A home in the first block of West Shore Drive in Maidencreek Township reportedly had water up to the ceiling in the basement on Monday night.

Underwater roads

Numerous rescues of motorists stalled in stormwater were conducted Monday morning. Route 422 westbound in Amity Township was impassable through the morning rush, and Route 12 was closed between the North Fifth Street Highway and Route 61 interchanges in Muhlenberg Township for much of the morning.

Besides Route 12, sections of northbound Route 61 were closed in the Leesport area, including the northbound lanes at Ashley Way, adjacent to the Sheetz store, in Ontelaunee Township.

G. Dane Miller, emergency management coordinator for the township, said that numerous township roads were closed due to flooding.

Blue Marsh Lake closed all of its boat launches Monday because of flooding, Ranger Josh Fraley said.

Leesport officials also issued an advisory for recreational boaters to stay off the Schuylkill River due to extremely strong currents.

The rain began in the Reading area shortly before dawn, prompting the National Weather Service in Mount Holly, N.J., to issue a flood warning for Berks and Schuylkill counties and the Tri-County area through Monday night.

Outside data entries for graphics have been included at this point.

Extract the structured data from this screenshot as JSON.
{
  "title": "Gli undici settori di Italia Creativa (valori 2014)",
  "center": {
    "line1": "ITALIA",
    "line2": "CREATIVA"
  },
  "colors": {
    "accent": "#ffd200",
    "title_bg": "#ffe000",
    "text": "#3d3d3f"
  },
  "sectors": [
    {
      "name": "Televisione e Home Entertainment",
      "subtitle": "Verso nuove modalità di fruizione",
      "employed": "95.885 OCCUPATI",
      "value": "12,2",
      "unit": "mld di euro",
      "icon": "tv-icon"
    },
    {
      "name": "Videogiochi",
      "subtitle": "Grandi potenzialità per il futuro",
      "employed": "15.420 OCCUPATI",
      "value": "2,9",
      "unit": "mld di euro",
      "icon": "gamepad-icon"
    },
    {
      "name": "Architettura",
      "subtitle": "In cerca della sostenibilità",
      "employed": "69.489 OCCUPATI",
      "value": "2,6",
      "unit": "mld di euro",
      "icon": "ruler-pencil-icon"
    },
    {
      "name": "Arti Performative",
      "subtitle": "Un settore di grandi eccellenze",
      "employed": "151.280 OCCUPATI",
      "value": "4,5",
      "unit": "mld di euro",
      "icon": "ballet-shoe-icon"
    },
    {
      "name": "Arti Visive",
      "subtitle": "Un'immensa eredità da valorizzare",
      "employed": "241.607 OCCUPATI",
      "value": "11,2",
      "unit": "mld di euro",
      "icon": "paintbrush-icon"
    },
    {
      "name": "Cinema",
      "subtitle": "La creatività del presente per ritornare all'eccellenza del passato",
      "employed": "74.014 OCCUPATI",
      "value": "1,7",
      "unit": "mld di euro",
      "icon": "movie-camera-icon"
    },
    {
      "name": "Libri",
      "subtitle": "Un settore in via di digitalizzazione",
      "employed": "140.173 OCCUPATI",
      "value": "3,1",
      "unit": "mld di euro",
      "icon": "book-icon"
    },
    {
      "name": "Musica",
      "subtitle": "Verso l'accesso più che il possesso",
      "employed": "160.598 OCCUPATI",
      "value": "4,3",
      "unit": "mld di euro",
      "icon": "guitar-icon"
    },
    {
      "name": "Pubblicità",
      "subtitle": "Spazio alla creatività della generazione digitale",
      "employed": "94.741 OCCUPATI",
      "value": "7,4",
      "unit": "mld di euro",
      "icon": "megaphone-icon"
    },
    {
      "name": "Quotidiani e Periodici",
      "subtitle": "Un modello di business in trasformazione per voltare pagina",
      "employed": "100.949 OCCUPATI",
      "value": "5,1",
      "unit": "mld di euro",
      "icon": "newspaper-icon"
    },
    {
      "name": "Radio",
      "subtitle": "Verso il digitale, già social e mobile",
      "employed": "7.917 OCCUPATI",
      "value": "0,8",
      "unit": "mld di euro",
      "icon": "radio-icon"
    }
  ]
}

The weather service had issued a flood watch late Sunday for eastern Pennsylvania, northern Delaware, northeast Maryland and New Jersey.

In hard-hit western Schuylkill County, emergency officials declared a state of emergency in Pine Grove Borough on Monday morning because of extensive flooding.

Residents in low-lying areas were being relocated to temporary shelters. Pine Grove opened its shelter at the Pine Grove High School with assistance from the American Red Cross.

The American Red Cross of Eastern Pennsylvania said Monday morning that it was monitoring flash flooding and was ready to assist those affected by the heavy rain.

Wolf said that the Commonwealth Response Coordination Center was activated in the morning at PEMA, with staff in the situation awareness, logistics and health sections ready to plan operations and staffing as needed.

The Pennsylvania National Guard was given a warning order to ensure availability of personnel should they be needed.

Besides Hamburg and Muhlenberg Township, among the other heavily affected areas in Berks were Birdsboro, Leesport, Laureldale and Kutztown.

Knittle said that nearly 4 inches of rain had fallen in Birdsboro by 10:30 a.m.

The first day of the Kutztown Fair was also canceled because of the heavy rain, according to social media posts.

Parks flooded

Wyomissing Park was underwater from the Reading Public Museum to the West Reading pool as the Wyomissing Creek overflowed its banks.

It was a similar scene along Old River Road near Route 724 just along the south bank of the Schuylkill River outside Birdsboro in Robeson Township.

In Pottstown, ducks were bobbing over land in the borough park after Manatawny Creek spilled its banks.

At Monday night's Reading City Council meeting, Public Works Director Ralph Johnson said that his office had fielded calls all day about flooded basements.

Johnson said that with all of the recent rain, his department was keeping a watchful eye on dams in and around the city to make sure they are remaining stable.

Reading Councilwoman Marcia Goodman-Hinnershitz reported that she heard from residents along South 16th Street that springs are pushing out water and causing some flooding in basements.

Exeter Township employees struggled to place orange traffic cones around an exposed manhole after the cover popped off and floated away in the Exeter Commons shopping center. The issue was that the cones kept floating away.

Exeter firefighters went out on several calls during the storm, which lasted until shortly after noon, township Fire Chief Robert Jordan said. They ranged from malfunctioning automatic fire alarms to requests by homeowners to pump out flooded basements.

There were about a half-dozen roads closed in the township.

“Hopefully this water will recede and things will get back to normal,” Jordan said.